Faculty Recruiting Support CICS

Incremental Non-Greedy Clustering at Scale

08 Jan
Friday, 01/08/2021 12:00pm to 2:00pm
Zoom Meeting
PhD Dissertation Proposal Defense
Speaker: Nicholas Monath

Zoom Meeting:  https://umass-amherst.zoom.us/j/94854311403

Meeting ID: 948 5431 1403

Abstract:

Clustering is the task of organizing data into meaningful groups. Modern clustering applications such as entity resolution put several demands on clustering algorithms: (1) scalability to massive numbers of points as well as clusters, (2) incremental additions and deletions of data, (3) support for any user-specified similarity functions. 

Hierarchical clustering is often desired because it represents multiple alternative clusters (e.g., at different granularities), providing for both fine-grained clusters as well as uncertainty in the presence of newly arriving data. Previous work on hierarchical clustering does not fully address all of these properties. Work on incremental hierarchical clustering often makes greedy, irrevocable clustering decisions that are regretted in the presence of future data. Work on scalable hierarchical clustering does not support incremental additions or deletions. These methods often make requirements on the similarity functions used and/or tend to over merge clusters resulting in less than desired accuracies. 

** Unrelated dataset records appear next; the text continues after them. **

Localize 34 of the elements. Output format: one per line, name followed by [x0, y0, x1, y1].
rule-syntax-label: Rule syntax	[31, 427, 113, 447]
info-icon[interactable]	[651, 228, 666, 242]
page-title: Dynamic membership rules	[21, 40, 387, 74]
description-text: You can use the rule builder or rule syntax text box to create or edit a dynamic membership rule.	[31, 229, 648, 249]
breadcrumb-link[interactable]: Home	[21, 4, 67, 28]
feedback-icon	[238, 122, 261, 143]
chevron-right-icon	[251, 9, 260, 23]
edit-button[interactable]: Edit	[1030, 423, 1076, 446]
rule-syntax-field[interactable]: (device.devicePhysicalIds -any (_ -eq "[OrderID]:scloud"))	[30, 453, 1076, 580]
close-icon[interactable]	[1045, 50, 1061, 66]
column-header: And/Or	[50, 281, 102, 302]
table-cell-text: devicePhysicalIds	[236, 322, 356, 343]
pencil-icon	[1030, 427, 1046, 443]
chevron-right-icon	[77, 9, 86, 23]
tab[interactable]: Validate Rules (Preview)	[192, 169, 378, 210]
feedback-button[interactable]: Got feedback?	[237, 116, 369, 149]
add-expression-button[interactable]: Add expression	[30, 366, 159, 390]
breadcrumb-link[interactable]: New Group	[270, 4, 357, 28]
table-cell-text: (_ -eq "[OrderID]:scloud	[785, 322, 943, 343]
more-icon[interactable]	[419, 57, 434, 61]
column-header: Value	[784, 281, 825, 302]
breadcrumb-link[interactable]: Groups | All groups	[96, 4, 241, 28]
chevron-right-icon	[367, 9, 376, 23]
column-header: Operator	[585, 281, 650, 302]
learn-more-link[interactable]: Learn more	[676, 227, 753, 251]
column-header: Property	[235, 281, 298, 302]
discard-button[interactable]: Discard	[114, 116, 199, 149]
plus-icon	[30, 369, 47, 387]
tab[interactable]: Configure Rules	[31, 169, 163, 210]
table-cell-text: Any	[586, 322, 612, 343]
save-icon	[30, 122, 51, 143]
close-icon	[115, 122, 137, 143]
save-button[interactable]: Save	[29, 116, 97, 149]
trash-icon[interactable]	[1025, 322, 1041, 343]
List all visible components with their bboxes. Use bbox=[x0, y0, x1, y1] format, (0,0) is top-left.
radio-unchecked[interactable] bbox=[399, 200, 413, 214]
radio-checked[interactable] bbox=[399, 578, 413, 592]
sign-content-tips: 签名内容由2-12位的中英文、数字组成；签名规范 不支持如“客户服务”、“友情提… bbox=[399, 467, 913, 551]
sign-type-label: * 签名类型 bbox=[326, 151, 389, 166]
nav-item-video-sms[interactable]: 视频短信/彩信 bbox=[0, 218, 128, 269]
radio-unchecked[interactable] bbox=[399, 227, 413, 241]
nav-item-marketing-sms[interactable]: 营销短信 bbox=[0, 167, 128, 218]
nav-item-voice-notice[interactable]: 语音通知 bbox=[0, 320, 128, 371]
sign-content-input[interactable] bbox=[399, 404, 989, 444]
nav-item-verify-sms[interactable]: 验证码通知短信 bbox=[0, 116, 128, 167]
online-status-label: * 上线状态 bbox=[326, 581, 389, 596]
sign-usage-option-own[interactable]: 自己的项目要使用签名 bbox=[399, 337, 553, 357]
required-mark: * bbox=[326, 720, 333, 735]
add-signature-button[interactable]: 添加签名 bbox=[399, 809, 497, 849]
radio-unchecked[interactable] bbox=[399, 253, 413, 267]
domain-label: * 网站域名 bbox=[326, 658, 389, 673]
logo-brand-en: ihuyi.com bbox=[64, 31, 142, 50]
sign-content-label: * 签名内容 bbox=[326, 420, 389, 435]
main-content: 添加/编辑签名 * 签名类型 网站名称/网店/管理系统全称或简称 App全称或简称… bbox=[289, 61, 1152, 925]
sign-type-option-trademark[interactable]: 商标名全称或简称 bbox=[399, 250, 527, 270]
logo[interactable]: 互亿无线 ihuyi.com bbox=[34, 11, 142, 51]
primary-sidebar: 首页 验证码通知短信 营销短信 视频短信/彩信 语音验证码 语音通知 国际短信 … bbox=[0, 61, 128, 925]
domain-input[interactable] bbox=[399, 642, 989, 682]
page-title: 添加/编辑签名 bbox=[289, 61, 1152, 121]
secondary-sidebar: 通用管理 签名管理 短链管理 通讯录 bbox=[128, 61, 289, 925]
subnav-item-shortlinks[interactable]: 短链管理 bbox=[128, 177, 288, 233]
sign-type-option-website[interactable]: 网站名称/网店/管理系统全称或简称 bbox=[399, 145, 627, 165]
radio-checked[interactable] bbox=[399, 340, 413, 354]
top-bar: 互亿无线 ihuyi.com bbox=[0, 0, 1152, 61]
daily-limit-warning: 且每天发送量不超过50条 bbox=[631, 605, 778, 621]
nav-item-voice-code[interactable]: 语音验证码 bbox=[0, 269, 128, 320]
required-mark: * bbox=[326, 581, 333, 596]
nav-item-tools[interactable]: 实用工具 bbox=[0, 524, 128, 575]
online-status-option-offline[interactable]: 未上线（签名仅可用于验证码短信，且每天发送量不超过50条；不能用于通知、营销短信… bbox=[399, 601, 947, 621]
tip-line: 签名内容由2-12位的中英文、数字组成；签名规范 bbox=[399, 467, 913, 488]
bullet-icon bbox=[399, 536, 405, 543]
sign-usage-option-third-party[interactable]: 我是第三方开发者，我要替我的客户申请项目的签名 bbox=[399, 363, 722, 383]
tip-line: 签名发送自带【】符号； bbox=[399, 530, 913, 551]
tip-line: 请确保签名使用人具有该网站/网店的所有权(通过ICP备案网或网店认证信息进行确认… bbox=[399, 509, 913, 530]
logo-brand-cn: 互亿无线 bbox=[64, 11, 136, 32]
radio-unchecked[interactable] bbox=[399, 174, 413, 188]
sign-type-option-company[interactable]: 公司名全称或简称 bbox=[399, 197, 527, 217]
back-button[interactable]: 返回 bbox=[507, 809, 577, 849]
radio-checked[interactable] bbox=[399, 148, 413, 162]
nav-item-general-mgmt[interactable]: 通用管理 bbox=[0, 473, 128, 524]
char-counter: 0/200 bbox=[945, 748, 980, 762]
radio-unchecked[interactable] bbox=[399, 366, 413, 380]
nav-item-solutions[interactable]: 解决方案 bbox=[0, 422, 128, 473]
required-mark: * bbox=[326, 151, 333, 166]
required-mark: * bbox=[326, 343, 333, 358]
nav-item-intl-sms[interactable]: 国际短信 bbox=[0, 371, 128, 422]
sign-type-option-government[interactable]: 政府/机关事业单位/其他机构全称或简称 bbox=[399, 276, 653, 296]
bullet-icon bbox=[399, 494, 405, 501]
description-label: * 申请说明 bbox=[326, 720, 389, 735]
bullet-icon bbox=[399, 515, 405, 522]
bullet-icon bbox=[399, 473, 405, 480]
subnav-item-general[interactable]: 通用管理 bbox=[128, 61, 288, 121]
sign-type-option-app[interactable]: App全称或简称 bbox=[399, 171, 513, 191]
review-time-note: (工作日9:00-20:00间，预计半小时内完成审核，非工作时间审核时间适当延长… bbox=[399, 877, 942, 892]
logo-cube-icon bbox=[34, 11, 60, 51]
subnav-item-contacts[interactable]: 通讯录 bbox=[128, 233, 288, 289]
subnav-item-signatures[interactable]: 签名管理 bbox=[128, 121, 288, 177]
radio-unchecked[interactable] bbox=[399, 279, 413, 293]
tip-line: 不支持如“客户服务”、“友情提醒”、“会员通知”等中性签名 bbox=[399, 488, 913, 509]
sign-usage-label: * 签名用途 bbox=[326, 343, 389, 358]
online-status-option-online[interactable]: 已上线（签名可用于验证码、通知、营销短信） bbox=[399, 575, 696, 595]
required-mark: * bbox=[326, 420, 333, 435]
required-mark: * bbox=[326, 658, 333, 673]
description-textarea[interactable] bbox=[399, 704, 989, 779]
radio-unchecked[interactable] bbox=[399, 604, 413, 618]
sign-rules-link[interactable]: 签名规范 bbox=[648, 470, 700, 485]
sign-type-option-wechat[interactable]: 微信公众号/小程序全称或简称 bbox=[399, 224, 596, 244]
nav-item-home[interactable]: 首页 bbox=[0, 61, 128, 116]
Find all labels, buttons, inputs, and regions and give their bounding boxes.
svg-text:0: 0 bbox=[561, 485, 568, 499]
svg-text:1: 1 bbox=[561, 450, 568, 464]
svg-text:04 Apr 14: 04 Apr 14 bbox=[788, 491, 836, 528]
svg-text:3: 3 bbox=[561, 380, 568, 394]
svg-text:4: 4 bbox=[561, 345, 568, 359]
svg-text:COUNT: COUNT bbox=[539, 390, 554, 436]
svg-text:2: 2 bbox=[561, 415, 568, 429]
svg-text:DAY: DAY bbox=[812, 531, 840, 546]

In this thesis, we present incremental and scalable methods for clustering to empirically satisfy the above criteria. A method would need to represent uncertainty and meaningful alternative clusterings, efficiently and effectively reconsider past decisions in the incremental case, and also use parallelism to scale to massive datasets in the batch setting. Our method, Grinch, handles incrementally arriving data, in a non-greedy fashion, by applying tree structure re-arrangements based on any specified similarity function to reconsider past decisions. To utilize parallel processing for scalability to massive datasets, our method, SCC, operates in a round-based bottom-up manner, making certain decisions independently in parallel within each level to achieve efficiency. Lastly, we generalize our hierarchical clustering approaches to DAG-structured ones, which can better represent uncertainty in clustering by representing overlapping (not necessarily nested) clusters. We introduce a parallelizable bottom-up method for DAG-structured clustering, Llama. In our proposed work, we extend SCC and Llama with incremental addition/deletion algorithms inspired by the re-arrangement operations in Grinch. For each of the proposed methods, we provide both a theoretical and empirical analysis. Empirically, our methods achieve state-of-the-art results on the largest clustering benchmarks in both the batch and the incremental setting (including adversarial data orderings). 

Advisor: Andrew McCallum